Sunday, November 29, 2009

Season 10 outlook: AL East

Philadelphia Cheesesteaks

The Cheesesteaks have gone 6 straight years without failing to make the playoffs. Will this be the year to break the streak? In a word... maybe. Make no mistake about it: Philadelphia has gotten worse. They lost Kirk Kirby and Chuck Carson to free agency, which would have been bad enough, but they also lost longtime starter and 2-time Cy Young winner Andre Plesac. To make matters worse, those holes were patched by promoting 29-year old rookie Adrian Champion and 32-year old rookie Rico Romano, not exactly what you'd expect from a team looking to make a run at the World Series. Their only free agent signing was 36-year old Carlos Perez who, despite looking great for New Orleans last year, came into spring training looking like he had aged ten years (they're on the hook for 3 years/$16m, by the way). Maybe the organization believes there's not much to change after winning your division by 14 games the previous year. But with the entire team getting a lot older and with valuable pieces moving on to greener pastures, it's hard to say whether this team will be its usual impressive self or whether it will begin to sink in the division. Their only saving grace might be the weakness of the other teams in the East, but that sure won't help them come playoff time.

Durham Doormats

Confidence wasn't exactly inspired when the Cherokee moved to Durham and named themselves the Doormats. But this team that surprised everyone with an 86-win season last year likely won't find themsevles at the bottom of the standings any time soon. The bad news is, it's unlikely they'll find themselves near the top, either. After losing a slew of players to free agency like Matty Padilla, Heath Duffy, and Taylor Standridge, most of the Doormats' offseason moves involve promotions. Brian Wan should be a dependable defensive shortstop with home run power, Harry James has been an excellent all-around hitter in the minors, and Dale Simon has shown the ability to crush bad pitches.
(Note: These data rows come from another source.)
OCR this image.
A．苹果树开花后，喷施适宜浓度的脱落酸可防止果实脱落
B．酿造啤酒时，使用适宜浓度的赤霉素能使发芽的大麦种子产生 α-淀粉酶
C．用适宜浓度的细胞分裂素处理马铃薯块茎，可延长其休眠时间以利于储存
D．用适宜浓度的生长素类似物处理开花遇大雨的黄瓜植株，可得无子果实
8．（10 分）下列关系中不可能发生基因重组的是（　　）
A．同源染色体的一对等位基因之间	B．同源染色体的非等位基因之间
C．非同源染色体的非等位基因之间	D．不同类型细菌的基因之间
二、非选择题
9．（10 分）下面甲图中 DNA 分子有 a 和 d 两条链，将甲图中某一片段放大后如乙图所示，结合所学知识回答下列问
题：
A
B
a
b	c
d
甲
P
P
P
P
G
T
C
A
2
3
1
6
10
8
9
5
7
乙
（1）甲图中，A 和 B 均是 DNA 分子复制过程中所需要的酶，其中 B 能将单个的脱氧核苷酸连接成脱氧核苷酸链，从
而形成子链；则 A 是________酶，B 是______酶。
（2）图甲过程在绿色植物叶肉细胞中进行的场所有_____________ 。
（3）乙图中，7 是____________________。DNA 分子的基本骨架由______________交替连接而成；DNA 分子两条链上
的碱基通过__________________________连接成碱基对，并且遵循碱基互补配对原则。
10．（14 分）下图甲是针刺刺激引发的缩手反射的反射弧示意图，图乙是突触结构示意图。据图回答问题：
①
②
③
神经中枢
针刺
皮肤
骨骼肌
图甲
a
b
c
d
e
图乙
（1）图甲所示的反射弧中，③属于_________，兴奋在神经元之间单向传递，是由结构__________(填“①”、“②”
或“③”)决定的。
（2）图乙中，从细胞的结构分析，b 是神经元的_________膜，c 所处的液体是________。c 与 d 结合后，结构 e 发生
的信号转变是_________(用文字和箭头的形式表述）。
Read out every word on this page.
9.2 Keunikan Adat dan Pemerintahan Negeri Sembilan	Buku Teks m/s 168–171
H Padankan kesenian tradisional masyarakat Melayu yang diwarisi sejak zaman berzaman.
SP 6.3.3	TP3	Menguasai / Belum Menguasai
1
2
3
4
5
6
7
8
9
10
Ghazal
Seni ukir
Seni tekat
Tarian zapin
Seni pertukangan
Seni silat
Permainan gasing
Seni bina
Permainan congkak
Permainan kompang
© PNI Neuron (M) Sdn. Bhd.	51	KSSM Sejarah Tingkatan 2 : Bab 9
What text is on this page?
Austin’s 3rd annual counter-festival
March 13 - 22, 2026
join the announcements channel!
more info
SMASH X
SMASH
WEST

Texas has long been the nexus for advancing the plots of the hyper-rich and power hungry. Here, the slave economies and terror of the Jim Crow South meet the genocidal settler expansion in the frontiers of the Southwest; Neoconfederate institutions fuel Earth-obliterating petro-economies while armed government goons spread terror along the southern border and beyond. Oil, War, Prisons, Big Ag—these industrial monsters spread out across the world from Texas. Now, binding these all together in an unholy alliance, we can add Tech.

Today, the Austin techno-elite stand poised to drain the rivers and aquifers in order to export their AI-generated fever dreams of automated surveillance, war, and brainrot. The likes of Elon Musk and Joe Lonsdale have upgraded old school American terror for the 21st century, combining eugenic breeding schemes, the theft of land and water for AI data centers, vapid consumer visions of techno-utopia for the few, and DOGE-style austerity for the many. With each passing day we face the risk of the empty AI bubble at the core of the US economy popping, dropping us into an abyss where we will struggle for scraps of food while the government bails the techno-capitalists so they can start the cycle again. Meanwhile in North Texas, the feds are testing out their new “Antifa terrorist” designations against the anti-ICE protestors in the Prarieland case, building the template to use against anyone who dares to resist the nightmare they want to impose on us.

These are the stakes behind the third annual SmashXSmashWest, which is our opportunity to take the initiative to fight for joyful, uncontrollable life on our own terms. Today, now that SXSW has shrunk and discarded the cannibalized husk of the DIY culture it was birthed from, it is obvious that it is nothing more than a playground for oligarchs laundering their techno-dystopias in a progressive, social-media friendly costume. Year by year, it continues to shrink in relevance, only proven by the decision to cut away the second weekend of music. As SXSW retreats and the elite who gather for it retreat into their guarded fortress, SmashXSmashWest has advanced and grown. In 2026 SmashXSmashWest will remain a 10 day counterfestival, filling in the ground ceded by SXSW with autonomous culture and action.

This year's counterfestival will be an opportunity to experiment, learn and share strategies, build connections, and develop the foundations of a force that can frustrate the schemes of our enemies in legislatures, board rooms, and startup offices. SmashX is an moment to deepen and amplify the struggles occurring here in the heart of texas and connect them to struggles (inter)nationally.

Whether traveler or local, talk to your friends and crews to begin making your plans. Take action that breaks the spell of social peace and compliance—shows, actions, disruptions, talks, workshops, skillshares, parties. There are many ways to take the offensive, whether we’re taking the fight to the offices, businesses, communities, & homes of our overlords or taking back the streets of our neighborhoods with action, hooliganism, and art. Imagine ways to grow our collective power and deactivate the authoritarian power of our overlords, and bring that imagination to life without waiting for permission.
But none look like they will be legitimate superstars, and while they will be good major leaguers, the Doormats' pitching looks to be even weaker than it was last year (with a 4.93 team ERA) which will provide an uphill battle for the team all year. It's also hard to predict how the team will do with so many people being replaced this season. If anyone makes a run at the division title besides Philadelphia, it will be Durham, but they need to make sure they have the pieces in place to take advantage of their opportunity this year.

Hartford Stags

Hartford was dealt a serious blow when 4-time All-Star Bob Wood headed to Pittsburgh, and a slightly less serious one when reliever Brian Aaron went to division rival San Juan and weakened a pitching staff that already had a 5.42 ERA last year, 5th-to-last in the majors. They did add Jorel Austin and Geraldo Balboa, but they'll need to do a lot more to improve that pitching staff if they want to be contenders. As for their offense, while Wood is clearly in decline, it's unreasonable to expect guys like Robert Rogers to pick up the slack (after having a career year last season), or a guy like Kane Hobbes who is clearly on his last legs. Overall, there's not much to say about Hartford except that they don't look to come close to contending this year, and in fact it wouldn't be too surprising if they manage to regress from last year's 77-85 record.

San Juan Slumpbusters

San Juan has had a bit of a strange offseason. They lost Jake Koch and Walter Miceli this winter, and they replaced those players with the inferior Rob Michaels and Brian Aaron, respectively. Then they bagged Lonnie Cox, who didn't even play in the majors last year. It seems their strategy was to patch holes through the Rule 5 draft, but the only player of any value that they obtained was the mediocre Aramis Leon. For a team that finished the year with only a .758 OPS and a 4.95 team ERA in season 9, they needed to do more than that to compete. The Slumpbusters will likely be able to stay afloat with around 70 wins, and may even break out of the cellar if the Stags decline, but the team is clearly in a massive rebuilding mode and it seems it will be several years before we can expect a good baseball team in San Juan.